On-Premise AI for the Newsroom: Evaluating Small Language Models for Investigative Document Search
Nick Hagar, Nicholas Diakopoulos, Jeremy Gilbert
TL;DR
This work tackles the challenge of enabling investigative journalism to harness AI-assisted document search without compromising accuracy, transparency, or data security. It introduces a journalist-centered on-premise pipeline using small language models with explicit citation chains and a five-stage workflow to ground every claim. Evaluation on two representative corpora with Gemma 3 12B, Qwen 3 14B, and GPT-OSS 20B reveals that while small models can deliver high citation validity and run on desktop hardware, reliability varies significantly and multi-stage synthesis can propagate errors, underscoring the need for careful model selection and sustained human oversight.

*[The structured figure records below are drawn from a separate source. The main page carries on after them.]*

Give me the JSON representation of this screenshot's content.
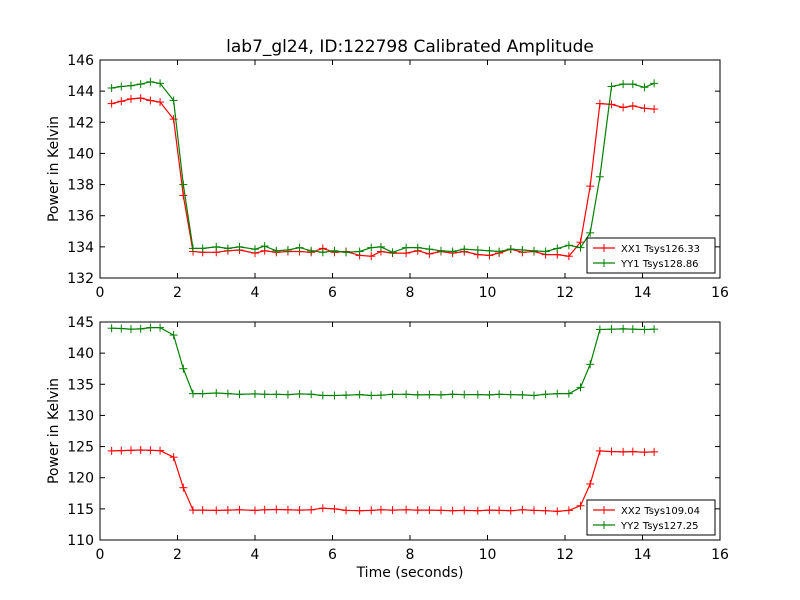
{
  "chart_data": [
    {
      "type": "line",
      "title": "lab7_gl24, ID:122798 Calibrated Amplitude",
      "xlabel": "",
      "ylabel": "Power in Kelvin",
      "xlim": [
        0,
        16
      ],
      "ylim": [
        132,
        146
      ],
      "xticks": [
        0,
        2,
        4,
        6,
        8,
        10,
        12,
        14,
        16
      ],
      "yticks": [
        132,
        134,
        136,
        138,
        140,
        142,
        144,
        146
      ],
      "grid": false,
      "legend_position": "bottom-right",
      "x": [
        0.3,
        0.55,
        0.8,
        1.05,
        1.3,
        1.55,
        1.9,
        2.15,
        2.4,
        2.65,
        3.0,
        3.3,
        3.6,
        4.0,
        4.25,
        4.55,
        4.85,
        5.15,
        5.45,
        5.75,
        6.05,
        6.35,
        6.7,
        7.0,
        7.25,
        7.55,
        7.9,
        8.2,
        8.5,
        8.8,
        9.1,
        9.4,
        9.75,
        10.05,
        10.3,
        10.6,
        10.9,
        11.2,
        11.5,
        11.8,
        12.1,
        12.4,
        12.65,
        12.9,
        13.2,
        13.5,
        13.75,
        14.05,
        14.3
      ],
      "series": [
        {
          "name": "XX1 Tsys126.33",
          "color": "#ff0000",
          "marker": "+",
          "values": [
            143.2,
            143.35,
            143.5,
            143.55,
            143.4,
            143.3,
            142.2,
            137.3,
            133.7,
            133.65,
            133.65,
            133.75,
            133.8,
            133.6,
            133.75,
            133.65,
            133.7,
            133.7,
            133.65,
            133.9,
            133.65,
            133.7,
            133.45,
            133.4,
            133.7,
            133.6,
            133.6,
            133.75,
            133.55,
            133.7,
            133.6,
            133.7,
            133.5,
            133.45,
            133.6,
            133.85,
            133.65,
            133.7,
            133.5,
            133.5,
            133.4,
            134.3,
            137.9,
            143.2,
            143.15,
            142.95,
            143.05,
            142.9,
            142.85
          ]
        },
        {
          "name": "YY1 Tsys128.86",
          "color": "#008000",
          "marker": "+",
          "values": [
            144.2,
            144.3,
            144.35,
            144.45,
            144.6,
            144.5,
            143.4,
            138.0,
            133.9,
            133.9,
            134.0,
            133.9,
            134.0,
            133.85,
            134.05,
            133.75,
            133.8,
            133.95,
            133.75,
            133.65,
            133.75,
            133.65,
            133.7,
            133.95,
            134.0,
            133.65,
            133.95,
            133.95,
            133.85,
            133.75,
            133.7,
            133.85,
            133.8,
            133.75,
            133.7,
            133.85,
            133.8,
            133.75,
            133.7,
            133.9,
            134.1,
            133.95,
            134.9,
            138.5,
            144.3,
            144.45,
            144.45,
            144.25,
            144.5
          ]
        }
      ]
    },
    {
      "type": "line",
      "title": "",
      "xlabel": "Time (seconds)",
      "ylabel": "Power in Kelvin",
      "xlim": [
        0,
        16
      ],
      "ylim": [
        110,
        145
      ],
      "xticks": [
        0,
        2,
        4,
        6,
        8,
        10,
        12,
        14,
        16
      ],
      "yticks": [
        110,
        115,
        120,
        125,
        130,
        135,
        140,
        145
      ],
      "grid": false,
      "legend_position": "bottom-right",
      "x": [
        0.3,
        0.55,
        0.8,
        1.05,
        1.3,
        1.55,
        1.9,
        2.15,
        2.4,
        2.65,
        3.0,
        3.3,
        3.6,
        4.0,
        4.25,
        4.55,
        4.85,
        5.15,
        5.45,
        5.75,
        6.05,
        6.35,
        6.7,
        7.0,
        7.25,
        7.55,
        7.9,
        8.2,
        8.5,
        8.8,
        9.1,
        9.4,
        9.75,
        10.05,
        10.3,
        10.6,
        10.9,
        11.2,
        11.5,
        11.8,
        12.1,
        12.4,
        12.65,
        12.9,
        13.2,
        13.5,
        13.75,
        14.05,
        14.3
      ],
      "series": [
        {
          "name": "XX2 Tsys109.04",
          "color": "#ff0000",
          "marker": "+",
          "values": [
            124.3,
            124.35,
            124.4,
            124.45,
            124.4,
            124.35,
            123.3,
            118.4,
            114.8,
            114.8,
            114.75,
            114.8,
            114.85,
            114.75,
            114.85,
            114.9,
            114.85,
            114.8,
            114.85,
            115.1,
            115.0,
            114.75,
            114.7,
            114.75,
            114.85,
            114.8,
            114.85,
            114.8,
            114.8,
            114.75,
            114.7,
            114.75,
            114.7,
            114.8,
            114.75,
            114.7,
            114.85,
            114.75,
            114.7,
            114.6,
            114.75,
            115.5,
            119.0,
            124.3,
            124.2,
            124.15,
            124.2,
            124.1,
            124.15
          ]
        },
        {
          "name": "YY2 Tsys127.25",
          "color": "#008000",
          "marker": "+",
          "values": [
            144.0,
            143.95,
            143.85,
            143.9,
            144.1,
            144.1,
            142.9,
            137.5,
            133.5,
            133.5,
            133.6,
            133.5,
            133.4,
            133.45,
            133.4,
            133.4,
            133.35,
            133.45,
            133.4,
            133.2,
            133.2,
            133.25,
            133.35,
            133.2,
            133.25,
            133.4,
            133.4,
            133.3,
            133.35,
            133.3,
            133.4,
            133.35,
            133.35,
            133.3,
            133.4,
            133.35,
            133.3,
            133.2,
            133.4,
            133.5,
            133.5,
            134.5,
            138.2,
            143.8,
            143.85,
            143.9,
            143.85,
            143.8,
            143.85
          ]
        }
      ]
    }
  ]
}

The study demonstrates that auditable, on-prem AI is feasible for resource-constrained newsrooms and provides practical design guidance for balancing analytical power with editorial standards.
Abstract
Investigative journalists routinely confront large document collections. Large language models (LLMs) with retrieval-augmented generation (RAG) capabilities promise to accelerate the process of document discovery, but newsroom adoption remains limited due to hallucination risks, verification burden, and data privacy concerns. We present a journalist-centered approach to LLM-powered document search that prioritizes transparency and editorial control through a five-stage pipeline -- corpus summarization, search planning, parallel thread execution, quality evaluation, and synthesis -- using small, locally-deployable language models that preserve data security and maintain complete auditability through explicit citation chains. Evaluating three quantized models (Gemma 3 12B, Qwen 3 14B, and GPT-OSS 20B) on two corpora, we find substantial variation in reliability. All models achieved high citation validity and ran effectively on standard desktop hardware (e.g., 24 GB of memory), demonstrating feasibility for resource-constrained newsrooms. However, systematic challenges emerged, including error propagation through multi-stage synthesis and dramatic performance variation based on training data overlap with corpus content. These findings suggest that effective newsroom AI deployment requires careful model selection and system design, alongside human oversight for maintaining standards of accuracy and accountability.